If you save the file as a CSV and use a data step to read the resulting text file you have much more control over the result and you can use custom informats to read problematic data such as you show.

Example:

proc format;
invalue tbddate  (upcase)
'TBD' = .
other = [mmddyy10.]
;

data example;
   input x :tbddate.;
   format x mmddyy10.;
datalines;
TBD
tbd
tBD
01/01/2021
10/12/1995
;

This approach has several advantages. First, your code to remove 'TBD' only works if it always all upper case. The informat as defined with the (upcase) option converts all text to uppercase before comparsion so would get any of 3-letter versions correctly assigned to missing.

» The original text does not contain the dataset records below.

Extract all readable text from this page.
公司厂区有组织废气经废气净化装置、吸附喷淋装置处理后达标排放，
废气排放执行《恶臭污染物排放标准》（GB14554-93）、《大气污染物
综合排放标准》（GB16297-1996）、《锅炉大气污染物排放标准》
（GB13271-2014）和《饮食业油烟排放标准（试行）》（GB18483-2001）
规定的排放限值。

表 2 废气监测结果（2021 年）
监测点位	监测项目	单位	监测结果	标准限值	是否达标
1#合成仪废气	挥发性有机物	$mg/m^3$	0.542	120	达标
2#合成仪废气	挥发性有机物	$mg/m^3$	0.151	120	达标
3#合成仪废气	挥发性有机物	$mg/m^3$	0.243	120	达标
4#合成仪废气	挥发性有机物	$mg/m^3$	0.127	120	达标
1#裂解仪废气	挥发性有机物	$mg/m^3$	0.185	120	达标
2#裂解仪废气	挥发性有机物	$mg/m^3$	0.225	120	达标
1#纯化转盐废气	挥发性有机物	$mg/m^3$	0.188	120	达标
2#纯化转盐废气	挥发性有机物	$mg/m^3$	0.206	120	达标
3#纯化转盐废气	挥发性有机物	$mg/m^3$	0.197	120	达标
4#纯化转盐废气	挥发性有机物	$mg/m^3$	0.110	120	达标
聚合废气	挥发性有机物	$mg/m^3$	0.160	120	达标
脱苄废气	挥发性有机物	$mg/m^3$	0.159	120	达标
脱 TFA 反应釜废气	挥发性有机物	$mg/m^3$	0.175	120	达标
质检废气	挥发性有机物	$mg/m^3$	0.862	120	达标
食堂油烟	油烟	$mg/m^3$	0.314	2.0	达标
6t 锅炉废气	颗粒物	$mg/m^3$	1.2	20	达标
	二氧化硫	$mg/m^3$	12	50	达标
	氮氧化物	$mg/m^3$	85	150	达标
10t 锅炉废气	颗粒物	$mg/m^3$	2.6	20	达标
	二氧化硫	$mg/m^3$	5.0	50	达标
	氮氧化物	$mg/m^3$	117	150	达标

Second if you wanted to assign a specific date value for some reason other than missing you could do that as:  'TBD' = '31DEC2099'd  for example.

Another is if at a latter date you have multiple date columns with this headache you can use the same format to read all of them.

 

2) SAS date values are numeric. So if you need the "latest" that would be the largest of a group of values and the MAX function would work:  LatestDate = max(date1, date2, newdate);

 

3) Similarly, if I need to remove all records with dates that expired 3 months ago, is there a simple solution like read current date, calculate 90 dates determine cutoff date.

The function TODAY() returns the current date. You could use the INTCK function to get the number of intervals specified. The question becomes how you define "3 months ago".

The basic approach would be

IF intck('month',date,Today()) ge 3 then delete.

You specifically asked for month so that is the interval I show. You can ask for 'year', 'week', 'day', time intervals and if the variables are datetime values ask for 'dtyear' 'dtmonth' 'dtweek' 'dtday' to use the part of the algorithm to return the intervals correctly. There are also offsets available.

The details can come with exact values you need for a specific purpose. Sometimes "3 months" might depend on the day of the month. So the INTCK function has an additional parameter that works with where the boundaries may fall. Or you can shift either of dates using the INTNX function as well.

The basic Intck as shown would return 1 for the interval between (today as) 1May2021 and 30Apr2021. It would also return 1 for 1Apr2021.